The Magistrate Judge also correctly concluded that the third Sell factor is also clearly met in this case. Involuntary medication is necessary to further the government's important interests because less intrusive, alternative means are unlikely to achieve substantially the same results. Sell, 539 U.S. at 181. As the Report and Recommendation correctly notes, a court order backed by the power of contempt requiring defendant to take his medication is unlikely to succeed in light of the fact that defendant has already failed to comply with the Court's July 3, 2013 Order to that effect. Moreover, Dr. Lucking stated in his forensic evaluation that less intrusive treatments, such as psychotherapy, are unlikely to be effective because defendant does not believe he is ill and thus will not likely engage productively in any form of psychotherapy.

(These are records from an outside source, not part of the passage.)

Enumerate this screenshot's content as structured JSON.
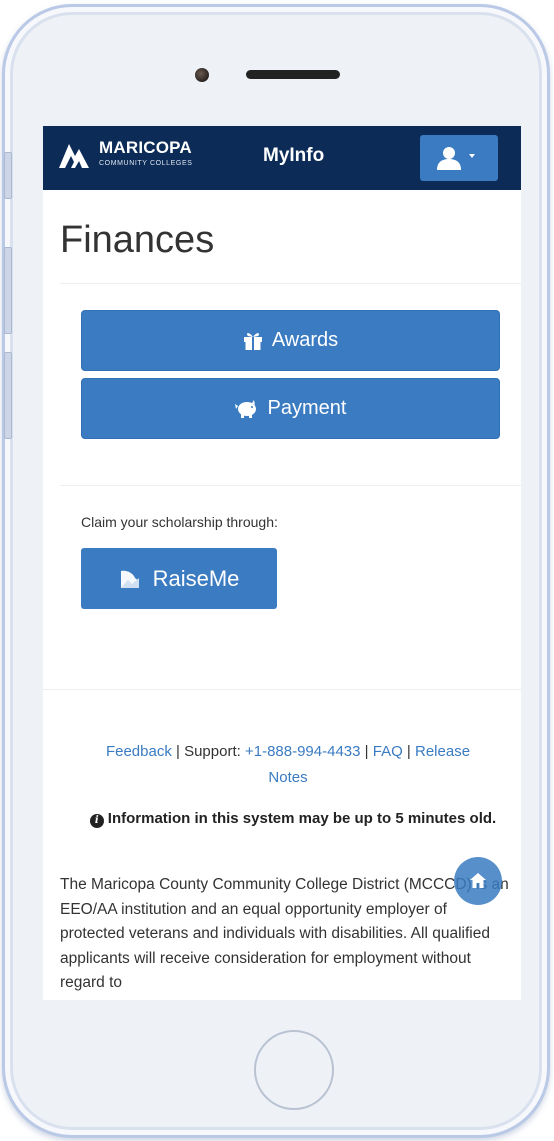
{
  "header": {
    "logo_primary": "MARICOPA",
    "logo_secondary": "COMMUNITY COLLEGES",
    "brand": "MyInfo",
    "user_menu_icon": "user-icon"
  },
  "page": {
    "title": "Finances"
  },
  "actions": {
    "awards_label": "Awards",
    "awards_icon": "gift-icon",
    "payment_label": "Payment",
    "payment_icon": "piggy-bank-icon"
  },
  "scholarship": {
    "prompt": "Claim your scholarship through:",
    "button_label": "RaiseMe"
  },
  "footer": {
    "feedback": "Feedback",
    "separator": "|",
    "support_label": "Support:",
    "phone": "+1-888-994-4433",
    "faq": "FAQ",
    "release_notes": "Release Notes",
    "info_notice": "Information in this system may be up to 5 minutes old.",
    "disclaimer": "The Maricopa County Community College District (MCCCD) is an EEO/AA institution and an equal opportunity employer of protected veterans and individuals with disabilities. All qualified applicants will receive consideration for employment without regard to"
  },
  "fab": {
    "icon": "home-icon"
  },
  "colors": {
    "navbar": "#0c2b57",
    "primary": "#3a7bc1"
  }
}
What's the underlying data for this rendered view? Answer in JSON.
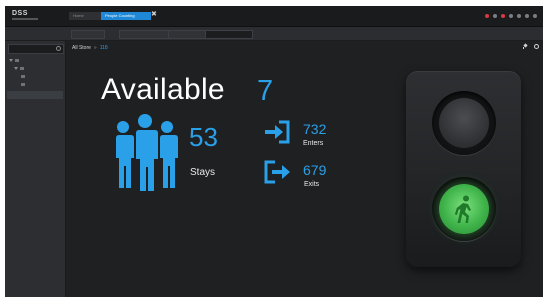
{
  "app": {
    "logo": "DSS",
    "tabs": [
      {
        "label": "Home"
      },
      {
        "label": "People Counting"
      }
    ],
    "close_symbol": "✖"
  },
  "breadcrumb": {
    "area": "All Store",
    "count": "118"
  },
  "counter": {
    "available_label": "Available",
    "available_value": "7",
    "stays_value": "53",
    "stays_label": "Stays",
    "enters_value": "732",
    "enters_label": "Enters",
    "exits_value": "679",
    "exits_label": "Exits"
  },
  "traffic_light": {
    "state": "green",
    "top_lamp": "off",
    "bottom_lamp": "on",
    "icon": "walking-person-icon"
  },
  "colors": {
    "accent": "#2aa0e8",
    "green_lamp": "#3fb34a",
    "background": "#1f2022"
  }
}
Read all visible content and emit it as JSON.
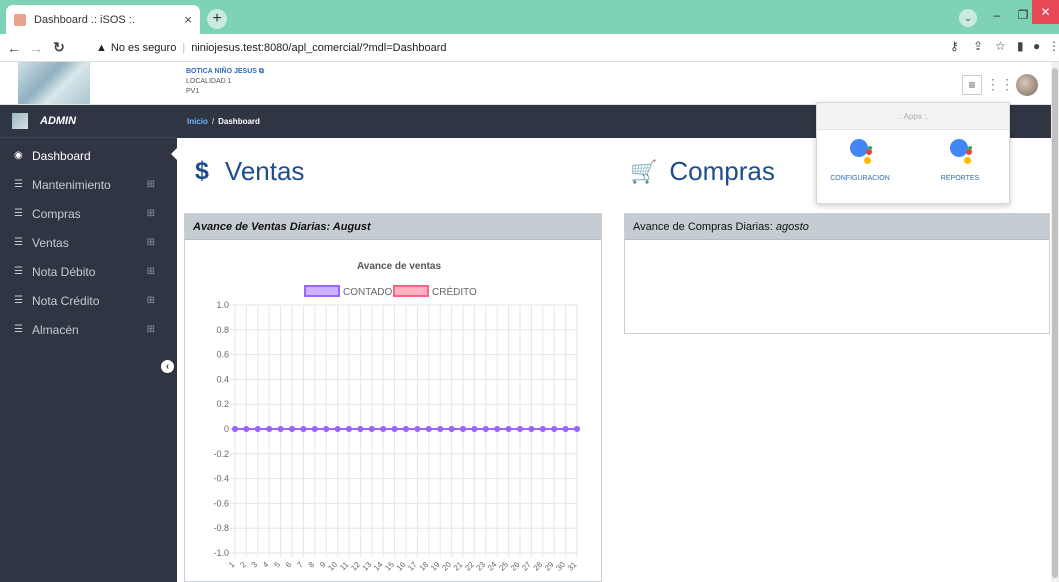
{
  "browser": {
    "tab_title": "Dashboard .: iSOS :.",
    "tab_close": "×",
    "new_tab": "+",
    "security": "No es seguro",
    "url": "niniojesus.test:8080/apl_comercial/?mdl=Dashboard"
  },
  "header": {
    "business_name": "BOTICA NIÑO JESUS",
    "location": "LOCALIDAD 1",
    "pos": "PV1"
  },
  "sidebar": {
    "user": "ADMIN",
    "items": [
      {
        "label": "Dashboard",
        "icon": "dashboard-icon"
      },
      {
        "label": "Mantenimiento",
        "icon": "list-icon"
      },
      {
        "label": "Compras",
        "icon": "list-icon"
      },
      {
        "label": "Ventas",
        "icon": "list-icon"
      },
      {
        "label": "Nota Débito",
        "icon": "list-icon"
      },
      {
        "label": "Nota Crédito",
        "icon": "list-icon"
      },
      {
        "label": "Almacén",
        "icon": "list-icon"
      }
    ]
  },
  "breadcrumb": {
    "home": "Inicio",
    "current": "Dashboard"
  },
  "ventas": {
    "title": "Ventas",
    "panel_title": "Avance de Ventas Diarias: August"
  },
  "compras": {
    "title": "Compras",
    "panel_title_prefix": "Avance de Compras Diarias:",
    "panel_title_month": "agosto"
  },
  "apps": {
    "header": ".: Apps :.",
    "items": [
      {
        "label": "CONFIGURACION"
      },
      {
        "label": "REPORTES"
      }
    ]
  },
  "chart_data": {
    "type": "line",
    "title": "Avance de ventas",
    "x": [
      1,
      2,
      3,
      4,
      5,
      6,
      7,
      8,
      9,
      10,
      11,
      12,
      13,
      14,
      15,
      16,
      17,
      18,
      19,
      20,
      21,
      22,
      23,
      24,
      25,
      26,
      27,
      28,
      29,
      30,
      31
    ],
    "series": [
      {
        "name": "CONTADO",
        "color": "#9966ff",
        "values": [
          0,
          0,
          0,
          0,
          0,
          0,
          0,
          0,
          0,
          0,
          0,
          0,
          0,
          0,
          0,
          0,
          0,
          0,
          0,
          0,
          0,
          0,
          0,
          0,
          0,
          0,
          0,
          0,
          0,
          0,
          0
        ]
      },
      {
        "name": "CRÉDITO",
        "color": "#ff6384",
        "values": [
          0,
          0,
          0,
          0,
          0,
          0,
          0,
          0,
          0,
          0,
          0,
          0,
          0,
          0,
          0,
          0,
          0,
          0,
          0,
          0,
          0,
          0,
          0,
          0,
          0,
          0,
          0,
          0,
          0,
          0,
          0
        ]
      }
    ],
    "ylim": [
      -1.0,
      1.0
    ],
    "yticks": [
      "1.0",
      "0.8",
      "0.6",
      "0.4",
      "0.2",
      "0",
      "-0.2",
      "-0.4",
      "-0.6",
      "-0.8",
      "-1.0"
    ],
    "legend": "top",
    "grid": true
  }
}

This conclusion is firmly supported by the record, which indicates that there is currently no evidence in the psychiatric literature that psychotherapy alone is an effective alternative to treatment with antipsychotic medication for persons with defendant's condition. Thus, there are no less intrusive means available that will achieve substantially the same results as involuntary medication, and therefore, this Sell factor is clearly met.

D.

Finally, as the Magistrate Judge correctly concluded, the fourth Sell factor exists in this case because involuntary administration of the proposed medications is medically appropriate given defendant's medical condition. Defendant stated that he has previously been treated with risperidone-the antipsychotic medication proposed in Dr. Lucking's treatment plan-and it appears he did not suffer any major side effects or adverse reactions. (Doc. 66, p. 25). Moreover, as Dr. Lucking testified at the Sell hearing, risperidone "is the best choice for treatment at this point in time for [defendant]." Id. Although defendant stated at the Sell hearing that he experienced several unpleasant side effects that he associated with use of risperidone, Dr. Lucking testified persuasively that none of the symptoms defendant identified were side effects of risperidone, and likely were caused instead by other factors such as anxiety, irritation, anger, or other medical conditions. Id. Finally, Dr. Lucking testified that he has treated ten patients with delusional disorder, and he believes all of them were successfully treated with antipsychotic medication. Id. at 26. In light of this testimony and Dr. Lucking's forensic evaluation, the proposed treatment plan is medically appropriate.

II.

Therefore, upon consideration of the March 7, 2014 Report and Recommendation of the Magistrate Judge designated to conduct a hearing in this matter, and upon an independent de novo review of the record, it is hereby ORDERED that the Court adopts as its own the findings of fact and recommendation of the Magistrate Judge, as set forth in the March 7, 2014 Report and Recommendation.

Accordingly, it is hereby ORDERED that the government's motion for medical treatment (Doc. 24) is GRANTED.

It is further ORDERED that defendant, by counsel, has leave to file a motion to reconsider this ruling should circumstances change significantly so as to alter the Sell analysis set forth here.

The Clerk is directed to send a copy of this Order to all counsel of record.